Dans un environnement agréablement contrasté, entre l'hostilité extraterrestre du jeu et l'enthousiasme des développeurs, Heald explique les subtilités du système d'intelligence artificielle. "[Dans d'autres jeux,] sitôt que le joueur atteint une nouvelle zone, tous les regards se braquent sur lui. Cette démarche fait bien sûr monter la tension, mais elle donne une image erronée de la bataille, dans laquelle il ne fait pas forcément l'objet de toutes les attentions. Dans Killzone 2, les ennemis ne savent pas automatiquement où se trouve le joueur."

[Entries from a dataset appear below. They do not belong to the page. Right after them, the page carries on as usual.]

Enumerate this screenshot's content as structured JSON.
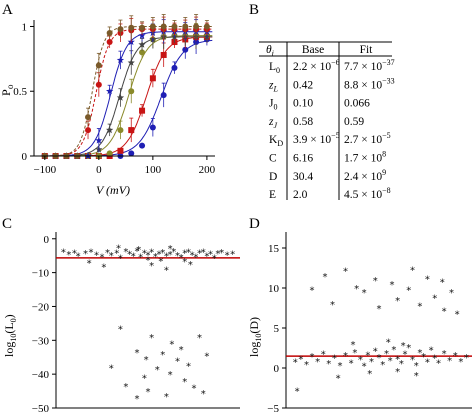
{
  "panels": {
    "A": "A",
    "B": "B",
    "C": "C",
    "D": "D"
  },
  "chart_data": [
    {
      "type": "line",
      "panel": "A",
      "title": "",
      "xlabel": "V (mV)",
      "ylabel": "P o",
      "ylabel_main": "P",
      "ylabel_sub": "o",
      "xlim": [
        -120,
        215
      ],
      "ylim": [
        0,
        1.05
      ],
      "xticks": [
        -100,
        0,
        100,
        200
      ],
      "xtick_labels": [
        "−100",
        "0",
        "100",
        "200"
      ],
      "yticks": [
        0,
        0.5,
        1
      ],
      "ytick_labels": [
        "0",
        "0.5",
        "1"
      ],
      "series": [
        {
          "color": "#1f1fb4",
          "marker": "circle",
          "style": "solid",
          "v_half": 115,
          "slope": 20,
          "x": [
            -100,
            -80,
            -60,
            -40,
            -20,
            0,
            20,
            40,
            60,
            80,
            100,
            120,
            140,
            160,
            180,
            200
          ],
          "y": [
            0,
            0,
            0,
            0,
            0,
            0,
            0,
            0,
            0.02,
            0.08,
            0.22,
            0.47,
            0.68,
            0.82,
            0.88,
            0.9
          ]
        },
        {
          "color": "#c81414",
          "marker": "square",
          "style": "solid",
          "v_half": 88,
          "slope": 18,
          "x": [
            -100,
            -80,
            -60,
            -40,
            -20,
            0,
            20,
            40,
            60,
            80,
            100,
            120,
            140,
            160,
            180,
            200
          ],
          "y": [
            0,
            0,
            0,
            0,
            0,
            0,
            0,
            0.04,
            0.2,
            0.35,
            0.6,
            0.78,
            0.88,
            0.9,
            0.92,
            0.92
          ]
        },
        {
          "color": "#8a8a2a",
          "marker": "circle",
          "style": "solid",
          "v_half": 55,
          "slope": 17,
          "x": [
            -100,
            -80,
            -60,
            -40,
            -20,
            0,
            20,
            40,
            60,
            80,
            100,
            120,
            140,
            160,
            180,
            200
          ],
          "y": [
            0,
            0,
            0,
            0,
            0,
            0,
            0.02,
            0.2,
            0.5,
            0.8,
            0.9,
            0.92,
            0.93,
            0.93,
            0.93,
            0.93
          ]
        },
        {
          "color": "#444444",
          "marker": "star",
          "style": "solid",
          "v_half": 38,
          "slope": 16,
          "x": [
            -100,
            -80,
            -60,
            -40,
            -20,
            0,
            20,
            40,
            60,
            80,
            100,
            120,
            140,
            160,
            180,
            200
          ],
          "y": [
            0,
            0,
            0,
            0,
            0,
            0.05,
            0.2,
            0.45,
            0.72,
            0.86,
            0.9,
            0.92,
            0.92,
            0.92,
            0.92,
            0.92
          ]
        },
        {
          "color": "#1f1fb4",
          "marker": "star",
          "style": "solid",
          "v_half": 22,
          "slope": 15,
          "x": [
            -100,
            -80,
            -60,
            -40,
            -20,
            0,
            20,
            40,
            60,
            80,
            100,
            120,
            140,
            160,
            180,
            200
          ],
          "y": [
            0,
            0,
            0,
            0,
            0,
            0.12,
            0.5,
            0.74,
            0.88,
            0.93,
            0.95,
            0.96,
            0.96,
            0.96,
            0.96,
            0.96
          ]
        },
        {
          "color": "#c81414",
          "marker": "circle",
          "style": "dashed",
          "v_half": -5,
          "slope": 12,
          "x": [
            -100,
            -80,
            -60,
            -40,
            -20,
            0,
            20,
            40,
            60,
            80,
            100,
            120,
            140,
            160,
            180,
            200
          ],
          "y": [
            0,
            0,
            0,
            0,
            0.2,
            0.55,
            0.88,
            0.95,
            0.97,
            0.98,
            0.98,
            0.98,
            0.98,
            0.98,
            0.98,
            0.98
          ]
        },
        {
          "color": "#7a5a2a",
          "marker": "circle",
          "style": "dashed",
          "v_half": -12,
          "slope": 11,
          "x": [
            -100,
            -80,
            -60,
            -40,
            -20,
            0,
            20,
            40,
            60,
            80,
            100,
            120,
            140,
            160,
            180,
            200
          ],
          "y": [
            0,
            0,
            0,
            0,
            0.3,
            0.7,
            0.95,
            0.98,
            0.99,
            0.99,
            1,
            1,
            1,
            1,
            1,
            1
          ]
        }
      ]
    },
    {
      "type": "table",
      "panel": "B",
      "columns": [
        "θi",
        "Base",
        "Fit"
      ],
      "rows": [
        [
          "L0",
          "2.2 × 10−6",
          "7.7 × 10−37"
        ],
        [
          "zL",
          "0.42",
          "8.8 × 10−33"
        ],
        [
          "J0",
          "0.10",
          "0.066"
        ],
        [
          "zJ",
          "0.58",
          "0.59"
        ],
        [
          "KD",
          "3.9 × 10−5",
          "2.7 × 10−5"
        ],
        [
          "C",
          "6.16",
          "1.7 × 108"
        ],
        [
          "D",
          "30.4",
          "2.4 × 109"
        ],
        [
          "E",
          "2.0",
          "4.5 × 10−8"
        ]
      ],
      "header": {
        "theta": "θ",
        "theta_sub": "i",
        "base": "Base",
        "fit": "Fit"
      },
      "cells": [
        {
          "name": "L",
          "sub": "0",
          "italic": false,
          "base": "2.2 × 10",
          "base_exp": "−6",
          "fit": "7.7 × 10",
          "fit_exp": "−37"
        },
        {
          "name": "z",
          "sub": "L",
          "italic": true,
          "base": "0.42",
          "base_exp": "",
          "fit": "8.8 × 10",
          "fit_exp": "−33"
        },
        {
          "name": "J",
          "sub": "0",
          "italic": false,
          "base": "0.10",
          "base_exp": "",
          "fit": "0.066",
          "fit_exp": ""
        },
        {
          "name": "z",
          "sub": "J",
          "italic": true,
          "base": "0.58",
          "base_exp": "",
          "fit": "0.59",
          "fit_exp": ""
        },
        {
          "name": "K",
          "sub": "D",
          "italic": false,
          "base": "3.9 × 10",
          "base_exp": "−5",
          "fit": "2.7 × 10",
          "fit_exp": "−5"
        },
        {
          "name": "C",
          "sub": "",
          "italic": false,
          "base": "6.16",
          "base_exp": "",
          "fit": "1.7 × 10",
          "fit_exp": "8"
        },
        {
          "name": "D",
          "sub": "",
          "italic": false,
          "base": "30.4",
          "base_exp": "",
          "fit": "2.4 × 10",
          "fit_exp": "9"
        },
        {
          "name": "E",
          "sub": "",
          "italic": false,
          "base": "2.0",
          "base_exp": "",
          "fit": "4.5 × 10",
          "fit_exp": "−8"
        }
      ]
    },
    {
      "type": "scatter",
      "panel": "C",
      "title": "",
      "xlabel": "",
      "ylabel": "log10(L0)",
      "ylim": [
        -50,
        2
      ],
      "yticks": [
        0,
        -10,
        -20,
        -30,
        -40,
        -50
      ],
      "ytick_labels": [
        "0",
        "−10",
        "−20",
        "−30",
        "−40",
        "−50"
      ],
      "reference_line": {
        "y": -5.66,
        "color": "#c00000"
      },
      "marker": "asterisk",
      "points": [
        [
          0.04,
          -3.8
        ],
        [
          0.07,
          -4.5
        ],
        [
          0.1,
          -4.0
        ],
        [
          0.12,
          -5.0
        ],
        [
          0.16,
          -4.2
        ],
        [
          0.19,
          -3.7
        ],
        [
          0.22,
          -4.6
        ],
        [
          0.25,
          -5.2
        ],
        [
          0.28,
          -3.9
        ],
        [
          0.3,
          -4.8
        ],
        [
          0.33,
          -4.1
        ],
        [
          0.35,
          -5.5
        ],
        [
          0.38,
          -3.6
        ],
        [
          0.4,
          -4.4
        ],
        [
          0.42,
          -4.9
        ],
        [
          0.44,
          -3.5
        ],
        [
          0.46,
          -5.3
        ],
        [
          0.48,
          -4.0
        ],
        [
          0.5,
          -4.7
        ],
        [
          0.52,
          -3.8
        ],
        [
          0.54,
          -5.1
        ],
        [
          0.56,
          -4.3
        ],
        [
          0.58,
          -3.9
        ],
        [
          0.6,
          -5.0
        ],
        [
          0.62,
          -4.5
        ],
        [
          0.64,
          -3.6
        ],
        [
          0.66,
          -4.8
        ],
        [
          0.68,
          -5.4
        ],
        [
          0.7,
          -4.1
        ],
        [
          0.72,
          -3.7
        ],
        [
          0.74,
          -4.6
        ],
        [
          0.76,
          -5.2
        ],
        [
          0.78,
          -4.0
        ],
        [
          0.8,
          -3.8
        ],
        [
          0.82,
          -4.9
        ],
        [
          0.84,
          -4.3
        ],
        [
          0.86,
          -5.6
        ],
        [
          0.88,
          -4.2
        ],
        [
          0.9,
          -3.9
        ],
        [
          0.93,
          -4.7
        ],
        [
          0.96,
          -4.4
        ],
        [
          0.45,
          -3.0
        ],
        [
          0.5,
          -6.1
        ],
        [
          0.34,
          -2.6
        ],
        [
          0.62,
          -2.8
        ],
        [
          0.57,
          -6.4
        ],
        [
          0.7,
          -6.5
        ],
        [
          0.26,
          -8.2
        ],
        [
          0.52,
          -7.8
        ],
        [
          0.6,
          -9.1
        ],
        [
          0.18,
          -7.0
        ],
        [
          0.73,
          -7.4
        ],
        [
          0.35,
          -26.5
        ],
        [
          0.52,
          -29.0
        ],
        [
          0.78,
          -29.0
        ],
        [
          0.63,
          -31.0
        ],
        [
          0.68,
          -32.5
        ],
        [
          0.44,
          -33.5
        ],
        [
          0.58,
          -34.0
        ],
        [
          0.82,
          -34.5
        ],
        [
          0.49,
          -35.5
        ],
        [
          0.66,
          -36.0
        ],
        [
          0.72,
          -37.5
        ],
        [
          0.3,
          -38.0
        ],
        [
          0.55,
          -38.5
        ],
        [
          0.62,
          -40.0
        ],
        [
          0.48,
          -41.0
        ],
        [
          0.7,
          -42.0
        ],
        [
          0.38,
          -43.5
        ],
        [
          0.75,
          -44.0
        ],
        [
          0.5,
          -45.0
        ],
        [
          0.6,
          -46.5
        ],
        [
          0.44,
          -47.0
        ],
        [
          0.8,
          -45.5
        ]
      ]
    },
    {
      "type": "scatter",
      "panel": "D",
      "title": "",
      "xlabel": "",
      "ylabel": "log10(D)",
      "ylim": [
        -5,
        17
      ],
      "yticks": [
        15,
        10,
        5,
        0,
        -5
      ],
      "ytick_labels": [
        "15",
        "10",
        "5",
        "0",
        "−5"
      ],
      "reference_line": {
        "y": 1.48,
        "color": "#c00000"
      },
      "marker": "asterisk",
      "points": [
        [
          0.05,
          0.8
        ],
        [
          0.08,
          1.2
        ],
        [
          0.11,
          0.5
        ],
        [
          0.14,
          1.5
        ],
        [
          0.17,
          0.9
        ],
        [
          0.2,
          1.8
        ],
        [
          0.23,
          0.6
        ],
        [
          0.26,
          1.3
        ],
        [
          0.29,
          0.4
        ],
        [
          0.32,
          1.6
        ],
        [
          0.35,
          0.7
        ],
        [
          0.37,
          2.0
        ],
        [
          0.4,
          1.1
        ],
        [
          0.42,
          0.3
        ],
        [
          0.44,
          1.7
        ],
        [
          0.46,
          0.9
        ],
        [
          0.48,
          2.2
        ],
        [
          0.5,
          1.4
        ],
        [
          0.52,
          0.5
        ],
        [
          0.54,
          1.9
        ],
        [
          0.56,
          1.0
        ],
        [
          0.58,
          2.4
        ],
        [
          0.6,
          1.2
        ],
        [
          0.62,
          0.6
        ],
        [
          0.64,
          1.8
        ],
        [
          0.66,
          2.6
        ],
        [
          0.68,
          1.1
        ],
        [
          0.7,
          0.4
        ],
        [
          0.72,
          2.0
        ],
        [
          0.74,
          1.5
        ],
        [
          0.76,
          0.8
        ],
        [
          0.78,
          2.3
        ],
        [
          0.8,
          1.3
        ],
        [
          0.82,
          0.7
        ],
        [
          0.85,
          1.9
        ],
        [
          0.88,
          1.0
        ],
        [
          0.91,
          1.6
        ],
        [
          0.94,
          0.9
        ],
        [
          0.97,
          1.4
        ],
        [
          0.36,
          3.0
        ],
        [
          0.55,
          3.3
        ],
        [
          0.63,
          2.9
        ],
        [
          0.45,
          -0.6
        ],
        [
          0.7,
          -0.9
        ],
        [
          0.6,
          -0.4
        ],
        [
          0.28,
          -1.2
        ],
        [
          0.06,
          -2.8
        ],
        [
          0.21,
          11.5
        ],
        [
          0.32,
          12.2
        ],
        [
          0.48,
          11.0
        ],
        [
          0.57,
          10.5
        ],
        [
          0.68,
          12.3
        ],
        [
          0.76,
          11.2
        ],
        [
          0.84,
          10.8
        ],
        [
          0.89,
          9.5
        ],
        [
          0.25,
          8.0
        ],
        [
          0.42,
          9.5
        ],
        [
          0.5,
          7.5
        ],
        [
          0.6,
          8.5
        ],
        [
          0.66,
          9.8
        ],
        [
          0.72,
          7.8
        ],
        [
          0.8,
          8.8
        ],
        [
          0.92,
          6.8
        ],
        [
          0.85,
          7.2
        ],
        [
          0.38,
          10.0
        ],
        [
          0.14,
          9.8
        ]
      ]
    }
  ]
}
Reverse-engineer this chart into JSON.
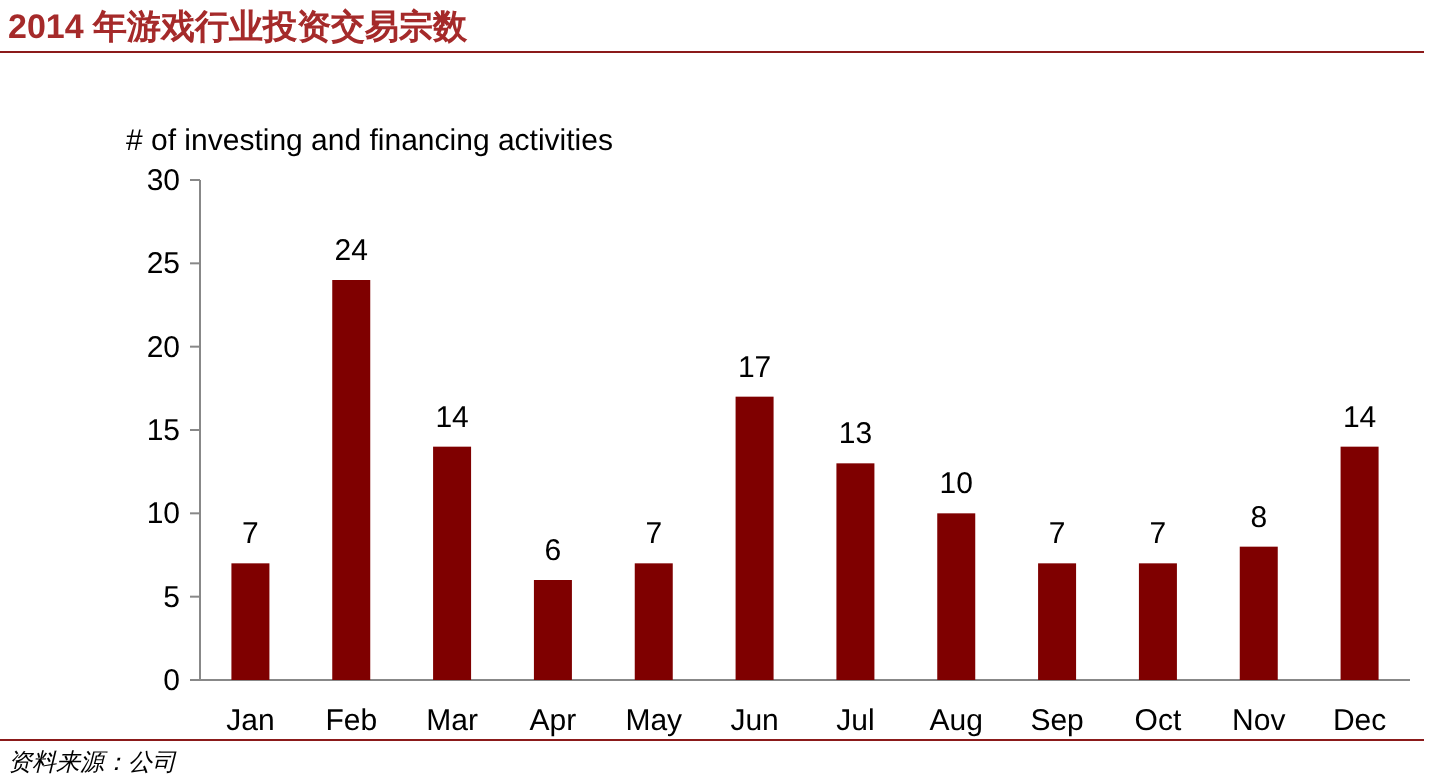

La lucidité de l'IA s'applique également à vos coéquipiers. Ils se montrent en effet capables de changer de tactique selon votre style et l'arme qu'ils utilisent. Ils tirent à la mitrailleuse si vous ne le faites pas ou vous prêtent main forte si vous êtes en difficulté. Il leur arrive même de dialoguer, pour vous encourager ou vous avertir si vous êtes pris à revers. "Lors des premiers essais de notre système, les coéquipiers avançaient d'eux-mêmes. Nous avons dû trouver le moyen de les arrêter lorsque le joueur traîne un peu. Imaginez sa déception si, au détour d'un couloir, il s'aperçoit que son équipe dirigée par l'IA a déjà fait le ménage", souligne Heald.
Par ailleurs, les personnages ont tous été dotés d'une certaine personnalité. "La mort du joueur lance des séquences dans lesquelles un ennemi peut s'approcher du cadavre et brandir son poing, ou un camarade s'écrier 'Me lâche pas maintenant !' Des tas de petits événements de ce type peuvent se produire avant que la partie ne reprenne", assure Heald.
"Néanmoins, l'action se poursuit pendant ce temps : après avoir tué le joueur, le Helghast qui lève les bras en signe de victoire peut très bien se faire pulvériser au fusil à pompe par un coéquipier qui déboule ! [rires] Ça ne change rien au fait que l'on soit mort, mais ce type de scène illustre bien les possibilités offertes dans un environnement dynamique. Nous sommes très contents du résultat."